La méthanisation à la ferme: c’est pour demain

La nouvelle loi de finance du 24 décembre 2007  reconnaît comme revenu agricole, le revenu des agriculteurs qui valorisent la biomasse issue majoritairement de l’exploitation agricole : ex vente de bois, vente d’électricité ou de chaleur à partir du bois, de la méthanisation. Ces ventes rentrent désormais dans le champ du bénéfice agricole (comme tout autre atelier de l’exploitation).

Pour des « petits »projets de méthanisation à la ferme, il n’est plus utile de créer une société dédiée. Toutefois, concernant les redevances liées au traitement par méthanisation de matières organiques extérieures à la ferme, celles-ci rentrent dans le cadre des recettes accessoires (total maxi 100 000 € et 50% des recettes agricoles).
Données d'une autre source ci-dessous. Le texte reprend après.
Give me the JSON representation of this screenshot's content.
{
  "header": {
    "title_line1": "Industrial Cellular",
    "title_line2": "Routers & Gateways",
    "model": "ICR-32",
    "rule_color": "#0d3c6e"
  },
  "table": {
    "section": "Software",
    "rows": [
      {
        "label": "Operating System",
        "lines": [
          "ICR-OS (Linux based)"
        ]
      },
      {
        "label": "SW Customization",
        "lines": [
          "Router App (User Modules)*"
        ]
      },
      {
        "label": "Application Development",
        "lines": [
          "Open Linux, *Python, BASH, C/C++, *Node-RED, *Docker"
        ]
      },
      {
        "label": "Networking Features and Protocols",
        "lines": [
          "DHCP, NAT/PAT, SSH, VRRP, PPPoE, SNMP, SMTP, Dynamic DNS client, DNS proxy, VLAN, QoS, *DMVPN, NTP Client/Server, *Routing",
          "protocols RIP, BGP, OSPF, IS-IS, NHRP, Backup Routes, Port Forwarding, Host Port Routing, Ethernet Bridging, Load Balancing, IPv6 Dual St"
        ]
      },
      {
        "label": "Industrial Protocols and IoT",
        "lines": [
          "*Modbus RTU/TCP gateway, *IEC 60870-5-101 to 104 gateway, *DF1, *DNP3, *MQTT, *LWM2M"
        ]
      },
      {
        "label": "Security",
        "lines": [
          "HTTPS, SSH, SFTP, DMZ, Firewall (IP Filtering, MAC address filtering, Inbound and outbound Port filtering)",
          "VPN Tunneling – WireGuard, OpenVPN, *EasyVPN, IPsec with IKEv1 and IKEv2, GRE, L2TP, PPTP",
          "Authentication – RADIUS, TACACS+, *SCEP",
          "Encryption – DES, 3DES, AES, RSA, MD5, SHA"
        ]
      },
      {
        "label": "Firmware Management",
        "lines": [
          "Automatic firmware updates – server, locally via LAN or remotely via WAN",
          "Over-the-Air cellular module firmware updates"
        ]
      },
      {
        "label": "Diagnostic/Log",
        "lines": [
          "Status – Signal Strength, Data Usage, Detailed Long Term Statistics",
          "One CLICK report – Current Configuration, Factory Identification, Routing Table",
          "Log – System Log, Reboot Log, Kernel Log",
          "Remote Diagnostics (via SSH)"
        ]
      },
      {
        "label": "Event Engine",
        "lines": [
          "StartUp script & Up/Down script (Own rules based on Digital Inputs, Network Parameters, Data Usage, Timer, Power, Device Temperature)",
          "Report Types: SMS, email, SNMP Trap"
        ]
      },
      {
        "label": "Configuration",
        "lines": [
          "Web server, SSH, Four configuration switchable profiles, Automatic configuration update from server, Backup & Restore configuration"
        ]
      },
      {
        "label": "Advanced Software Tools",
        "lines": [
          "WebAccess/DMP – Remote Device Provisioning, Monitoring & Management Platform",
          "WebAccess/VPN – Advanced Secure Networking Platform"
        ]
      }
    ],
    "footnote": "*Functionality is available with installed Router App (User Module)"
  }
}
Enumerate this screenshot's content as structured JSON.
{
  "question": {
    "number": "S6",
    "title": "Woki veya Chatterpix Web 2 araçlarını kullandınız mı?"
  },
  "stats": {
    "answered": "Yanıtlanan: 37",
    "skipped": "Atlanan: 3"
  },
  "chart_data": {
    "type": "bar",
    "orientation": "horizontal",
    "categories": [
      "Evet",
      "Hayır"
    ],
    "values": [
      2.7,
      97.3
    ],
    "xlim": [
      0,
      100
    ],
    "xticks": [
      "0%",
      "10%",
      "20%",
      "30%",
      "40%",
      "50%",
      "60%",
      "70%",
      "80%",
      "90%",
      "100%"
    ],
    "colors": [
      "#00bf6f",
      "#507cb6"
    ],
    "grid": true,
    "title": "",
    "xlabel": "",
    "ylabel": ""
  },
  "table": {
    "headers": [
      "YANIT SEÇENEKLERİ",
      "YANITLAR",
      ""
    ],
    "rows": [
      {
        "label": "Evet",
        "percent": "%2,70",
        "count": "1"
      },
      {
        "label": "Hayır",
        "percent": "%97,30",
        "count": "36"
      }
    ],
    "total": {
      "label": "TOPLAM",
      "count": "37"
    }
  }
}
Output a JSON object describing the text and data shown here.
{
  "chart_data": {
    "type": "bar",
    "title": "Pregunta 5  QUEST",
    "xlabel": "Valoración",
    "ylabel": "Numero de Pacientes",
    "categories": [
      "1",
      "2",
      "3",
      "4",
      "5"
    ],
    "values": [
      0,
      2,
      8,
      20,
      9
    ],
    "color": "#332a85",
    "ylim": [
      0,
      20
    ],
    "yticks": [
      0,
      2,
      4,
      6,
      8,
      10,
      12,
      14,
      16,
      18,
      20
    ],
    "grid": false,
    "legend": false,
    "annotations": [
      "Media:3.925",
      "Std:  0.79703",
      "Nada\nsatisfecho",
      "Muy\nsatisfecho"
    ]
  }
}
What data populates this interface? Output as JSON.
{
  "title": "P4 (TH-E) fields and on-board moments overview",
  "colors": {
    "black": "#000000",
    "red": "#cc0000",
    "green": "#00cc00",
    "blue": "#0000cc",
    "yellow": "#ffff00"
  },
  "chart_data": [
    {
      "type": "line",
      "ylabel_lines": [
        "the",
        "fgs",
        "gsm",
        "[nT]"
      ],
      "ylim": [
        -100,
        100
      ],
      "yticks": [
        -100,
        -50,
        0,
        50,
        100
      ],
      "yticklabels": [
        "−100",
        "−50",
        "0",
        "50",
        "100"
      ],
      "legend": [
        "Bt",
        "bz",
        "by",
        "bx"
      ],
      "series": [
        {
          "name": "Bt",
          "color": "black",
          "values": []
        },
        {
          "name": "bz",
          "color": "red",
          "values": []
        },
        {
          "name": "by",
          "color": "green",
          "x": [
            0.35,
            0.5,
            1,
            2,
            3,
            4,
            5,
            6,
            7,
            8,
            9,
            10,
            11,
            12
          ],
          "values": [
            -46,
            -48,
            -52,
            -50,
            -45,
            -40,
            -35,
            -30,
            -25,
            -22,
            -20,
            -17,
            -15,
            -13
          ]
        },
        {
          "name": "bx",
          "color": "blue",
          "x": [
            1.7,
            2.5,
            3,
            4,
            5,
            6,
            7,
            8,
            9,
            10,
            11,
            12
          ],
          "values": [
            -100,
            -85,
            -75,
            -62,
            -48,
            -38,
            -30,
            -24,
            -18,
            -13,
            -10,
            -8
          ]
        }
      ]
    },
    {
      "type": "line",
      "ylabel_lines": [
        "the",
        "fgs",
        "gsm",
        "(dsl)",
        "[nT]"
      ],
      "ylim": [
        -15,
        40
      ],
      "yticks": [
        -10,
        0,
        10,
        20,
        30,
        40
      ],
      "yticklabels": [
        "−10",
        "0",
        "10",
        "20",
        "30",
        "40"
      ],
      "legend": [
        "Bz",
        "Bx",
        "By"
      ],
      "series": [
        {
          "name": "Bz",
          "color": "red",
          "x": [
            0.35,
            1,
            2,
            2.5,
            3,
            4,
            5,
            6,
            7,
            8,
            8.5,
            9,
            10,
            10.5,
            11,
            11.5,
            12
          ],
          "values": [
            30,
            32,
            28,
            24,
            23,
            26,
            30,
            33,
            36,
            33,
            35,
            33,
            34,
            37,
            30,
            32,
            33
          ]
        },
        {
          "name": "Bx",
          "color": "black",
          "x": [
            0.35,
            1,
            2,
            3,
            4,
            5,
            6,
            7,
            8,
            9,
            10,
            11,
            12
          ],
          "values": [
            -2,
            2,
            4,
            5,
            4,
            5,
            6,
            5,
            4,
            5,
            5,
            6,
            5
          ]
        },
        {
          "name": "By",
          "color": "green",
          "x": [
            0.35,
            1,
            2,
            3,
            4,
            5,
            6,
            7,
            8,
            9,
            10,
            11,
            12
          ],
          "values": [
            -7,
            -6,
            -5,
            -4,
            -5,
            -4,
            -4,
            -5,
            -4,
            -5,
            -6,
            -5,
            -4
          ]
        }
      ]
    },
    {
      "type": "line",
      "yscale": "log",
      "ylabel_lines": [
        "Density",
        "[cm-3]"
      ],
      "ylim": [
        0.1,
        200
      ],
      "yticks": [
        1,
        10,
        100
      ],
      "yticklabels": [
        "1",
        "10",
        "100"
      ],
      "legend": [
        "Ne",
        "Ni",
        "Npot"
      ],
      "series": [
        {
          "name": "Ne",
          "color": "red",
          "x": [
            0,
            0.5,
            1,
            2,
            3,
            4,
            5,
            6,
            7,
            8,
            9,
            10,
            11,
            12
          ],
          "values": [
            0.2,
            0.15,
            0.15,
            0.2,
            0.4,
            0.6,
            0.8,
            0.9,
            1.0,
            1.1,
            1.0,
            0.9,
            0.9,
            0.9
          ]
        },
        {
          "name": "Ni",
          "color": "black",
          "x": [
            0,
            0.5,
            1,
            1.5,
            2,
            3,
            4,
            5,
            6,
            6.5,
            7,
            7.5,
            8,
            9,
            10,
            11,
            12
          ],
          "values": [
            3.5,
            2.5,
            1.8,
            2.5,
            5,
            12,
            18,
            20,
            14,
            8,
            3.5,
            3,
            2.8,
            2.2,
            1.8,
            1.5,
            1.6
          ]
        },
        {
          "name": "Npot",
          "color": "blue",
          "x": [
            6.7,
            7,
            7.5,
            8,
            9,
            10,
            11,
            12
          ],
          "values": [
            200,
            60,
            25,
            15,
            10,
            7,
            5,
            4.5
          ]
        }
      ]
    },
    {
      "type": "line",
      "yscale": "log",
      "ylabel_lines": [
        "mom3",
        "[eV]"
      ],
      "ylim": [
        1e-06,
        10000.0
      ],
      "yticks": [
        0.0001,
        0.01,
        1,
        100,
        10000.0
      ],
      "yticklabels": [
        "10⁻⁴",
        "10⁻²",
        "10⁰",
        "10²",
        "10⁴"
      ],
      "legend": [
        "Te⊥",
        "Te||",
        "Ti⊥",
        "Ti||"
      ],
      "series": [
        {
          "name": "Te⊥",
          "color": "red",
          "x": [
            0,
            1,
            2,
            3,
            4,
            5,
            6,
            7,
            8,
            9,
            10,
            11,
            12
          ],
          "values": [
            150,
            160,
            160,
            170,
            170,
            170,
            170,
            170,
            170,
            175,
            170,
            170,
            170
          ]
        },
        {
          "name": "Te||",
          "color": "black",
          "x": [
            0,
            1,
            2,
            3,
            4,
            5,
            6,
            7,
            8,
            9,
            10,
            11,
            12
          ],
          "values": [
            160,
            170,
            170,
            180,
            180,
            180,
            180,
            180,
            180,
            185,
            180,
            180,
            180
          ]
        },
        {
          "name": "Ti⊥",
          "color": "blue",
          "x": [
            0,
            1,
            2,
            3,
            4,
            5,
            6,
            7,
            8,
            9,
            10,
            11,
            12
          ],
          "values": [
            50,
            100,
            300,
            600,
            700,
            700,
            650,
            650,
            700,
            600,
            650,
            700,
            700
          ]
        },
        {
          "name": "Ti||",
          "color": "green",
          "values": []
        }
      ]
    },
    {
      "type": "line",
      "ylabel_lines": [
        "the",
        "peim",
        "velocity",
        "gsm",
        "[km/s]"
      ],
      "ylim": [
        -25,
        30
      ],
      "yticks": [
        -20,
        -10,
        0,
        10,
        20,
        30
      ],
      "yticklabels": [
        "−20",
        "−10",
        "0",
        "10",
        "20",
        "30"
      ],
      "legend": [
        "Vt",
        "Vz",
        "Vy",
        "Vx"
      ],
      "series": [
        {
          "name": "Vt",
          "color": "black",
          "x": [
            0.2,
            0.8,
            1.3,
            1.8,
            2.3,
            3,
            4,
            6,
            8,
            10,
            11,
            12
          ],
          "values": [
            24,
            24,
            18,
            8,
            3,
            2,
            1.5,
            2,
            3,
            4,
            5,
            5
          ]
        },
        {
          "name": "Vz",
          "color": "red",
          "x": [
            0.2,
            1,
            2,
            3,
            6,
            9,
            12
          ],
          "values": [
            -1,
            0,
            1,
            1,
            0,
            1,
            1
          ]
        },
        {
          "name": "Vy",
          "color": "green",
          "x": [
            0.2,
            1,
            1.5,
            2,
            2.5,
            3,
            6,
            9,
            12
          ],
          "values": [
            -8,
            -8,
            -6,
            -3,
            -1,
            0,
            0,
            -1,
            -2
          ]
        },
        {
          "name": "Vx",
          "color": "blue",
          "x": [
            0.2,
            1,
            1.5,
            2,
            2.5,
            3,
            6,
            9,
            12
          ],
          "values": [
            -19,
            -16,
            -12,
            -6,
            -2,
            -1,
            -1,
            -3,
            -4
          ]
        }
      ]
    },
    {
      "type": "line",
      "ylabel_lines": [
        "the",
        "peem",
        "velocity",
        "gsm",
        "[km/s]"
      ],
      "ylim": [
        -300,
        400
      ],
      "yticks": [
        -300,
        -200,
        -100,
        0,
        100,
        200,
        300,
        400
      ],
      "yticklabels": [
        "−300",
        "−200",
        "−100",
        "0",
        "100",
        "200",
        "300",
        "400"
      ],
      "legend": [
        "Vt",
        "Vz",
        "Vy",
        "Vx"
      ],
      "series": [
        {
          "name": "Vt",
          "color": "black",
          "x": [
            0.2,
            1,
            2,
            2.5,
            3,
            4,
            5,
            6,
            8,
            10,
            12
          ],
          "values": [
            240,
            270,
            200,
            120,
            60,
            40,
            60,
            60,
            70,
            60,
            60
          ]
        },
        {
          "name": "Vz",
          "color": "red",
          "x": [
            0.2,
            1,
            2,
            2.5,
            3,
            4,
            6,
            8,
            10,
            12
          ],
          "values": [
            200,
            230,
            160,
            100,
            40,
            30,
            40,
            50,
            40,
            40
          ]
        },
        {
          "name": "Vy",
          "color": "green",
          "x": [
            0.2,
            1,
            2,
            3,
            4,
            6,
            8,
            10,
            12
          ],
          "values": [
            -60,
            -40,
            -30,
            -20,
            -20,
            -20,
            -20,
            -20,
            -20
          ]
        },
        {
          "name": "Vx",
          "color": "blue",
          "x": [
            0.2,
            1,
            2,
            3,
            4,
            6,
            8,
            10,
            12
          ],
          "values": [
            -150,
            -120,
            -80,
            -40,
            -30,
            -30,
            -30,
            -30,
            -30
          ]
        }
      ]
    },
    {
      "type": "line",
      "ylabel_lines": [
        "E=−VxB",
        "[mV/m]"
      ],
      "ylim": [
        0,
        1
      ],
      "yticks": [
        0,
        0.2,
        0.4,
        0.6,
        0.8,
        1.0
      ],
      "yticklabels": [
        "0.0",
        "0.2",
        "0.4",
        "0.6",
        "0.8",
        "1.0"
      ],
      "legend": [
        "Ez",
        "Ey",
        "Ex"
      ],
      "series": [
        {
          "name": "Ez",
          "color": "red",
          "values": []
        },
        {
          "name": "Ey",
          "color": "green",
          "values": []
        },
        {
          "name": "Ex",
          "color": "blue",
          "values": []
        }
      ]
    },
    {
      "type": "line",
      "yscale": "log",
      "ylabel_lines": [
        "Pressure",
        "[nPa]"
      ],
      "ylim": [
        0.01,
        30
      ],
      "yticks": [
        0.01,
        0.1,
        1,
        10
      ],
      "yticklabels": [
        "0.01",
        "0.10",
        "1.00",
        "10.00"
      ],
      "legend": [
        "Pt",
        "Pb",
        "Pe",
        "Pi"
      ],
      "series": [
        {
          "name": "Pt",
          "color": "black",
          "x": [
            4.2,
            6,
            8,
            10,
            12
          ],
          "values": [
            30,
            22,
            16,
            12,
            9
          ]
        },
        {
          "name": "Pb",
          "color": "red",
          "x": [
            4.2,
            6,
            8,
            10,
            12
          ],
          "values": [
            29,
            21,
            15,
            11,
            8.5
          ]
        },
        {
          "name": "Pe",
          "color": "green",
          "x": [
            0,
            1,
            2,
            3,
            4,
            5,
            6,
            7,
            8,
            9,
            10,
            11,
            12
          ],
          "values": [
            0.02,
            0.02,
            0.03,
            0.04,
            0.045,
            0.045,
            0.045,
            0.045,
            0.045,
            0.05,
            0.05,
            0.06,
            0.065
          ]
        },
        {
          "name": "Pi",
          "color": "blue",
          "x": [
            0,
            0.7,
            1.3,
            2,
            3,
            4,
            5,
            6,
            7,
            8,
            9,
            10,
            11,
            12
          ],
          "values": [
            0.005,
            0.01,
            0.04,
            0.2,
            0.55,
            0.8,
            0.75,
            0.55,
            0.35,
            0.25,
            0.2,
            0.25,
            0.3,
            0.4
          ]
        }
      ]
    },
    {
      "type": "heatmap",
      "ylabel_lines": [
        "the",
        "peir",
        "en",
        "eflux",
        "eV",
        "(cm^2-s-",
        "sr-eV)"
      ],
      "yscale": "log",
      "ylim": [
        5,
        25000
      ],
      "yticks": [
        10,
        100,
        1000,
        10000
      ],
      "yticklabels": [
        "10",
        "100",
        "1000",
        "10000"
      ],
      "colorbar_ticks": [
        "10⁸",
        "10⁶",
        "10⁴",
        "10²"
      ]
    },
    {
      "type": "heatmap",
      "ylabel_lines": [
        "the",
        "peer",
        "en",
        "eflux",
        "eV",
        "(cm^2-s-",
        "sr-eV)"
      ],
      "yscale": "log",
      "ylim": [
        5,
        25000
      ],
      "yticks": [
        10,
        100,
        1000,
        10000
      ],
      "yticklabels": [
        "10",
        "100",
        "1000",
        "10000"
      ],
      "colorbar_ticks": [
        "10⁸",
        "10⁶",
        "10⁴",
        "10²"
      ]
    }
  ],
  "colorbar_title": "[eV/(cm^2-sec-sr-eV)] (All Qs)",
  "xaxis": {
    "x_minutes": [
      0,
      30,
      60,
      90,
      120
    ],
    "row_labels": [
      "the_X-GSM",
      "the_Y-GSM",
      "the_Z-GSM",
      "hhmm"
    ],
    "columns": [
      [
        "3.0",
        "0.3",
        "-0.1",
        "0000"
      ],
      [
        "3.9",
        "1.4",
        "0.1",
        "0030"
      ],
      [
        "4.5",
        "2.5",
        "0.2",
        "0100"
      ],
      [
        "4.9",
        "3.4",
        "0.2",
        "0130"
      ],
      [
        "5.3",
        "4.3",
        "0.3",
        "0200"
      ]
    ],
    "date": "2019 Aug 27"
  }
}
La méthanisation est encore peu développée en France dans le monde agricole mais suscite un regain d’intérêt du fait des bénéfices environnementaux qu’elle induit, de la hausse du prix des énergies et de la revalorisation des tarifs d’achat de l’électricité produite.
Aussi, en France, le modèle de développement de la digestion anaérobie en milieu rural reste à construire en considérant, d’une part, l’existant national et international et d’autre part, les principales avancées à venir.

En Isère, Pierre Gimel, conseiller général de Clelles, qui soutient le projet de faire de la lutte contre les gaz à effet de serre et la consommation exagérée d’énergie un véritable outil d’investissement (il soutiendra ce projet le 16 décembre au ministère de l’Agriculture et de la Pêche) a évoqué vendredi au Conseil général la réalisation d’un test de méthanisation dans le Nord-Isère.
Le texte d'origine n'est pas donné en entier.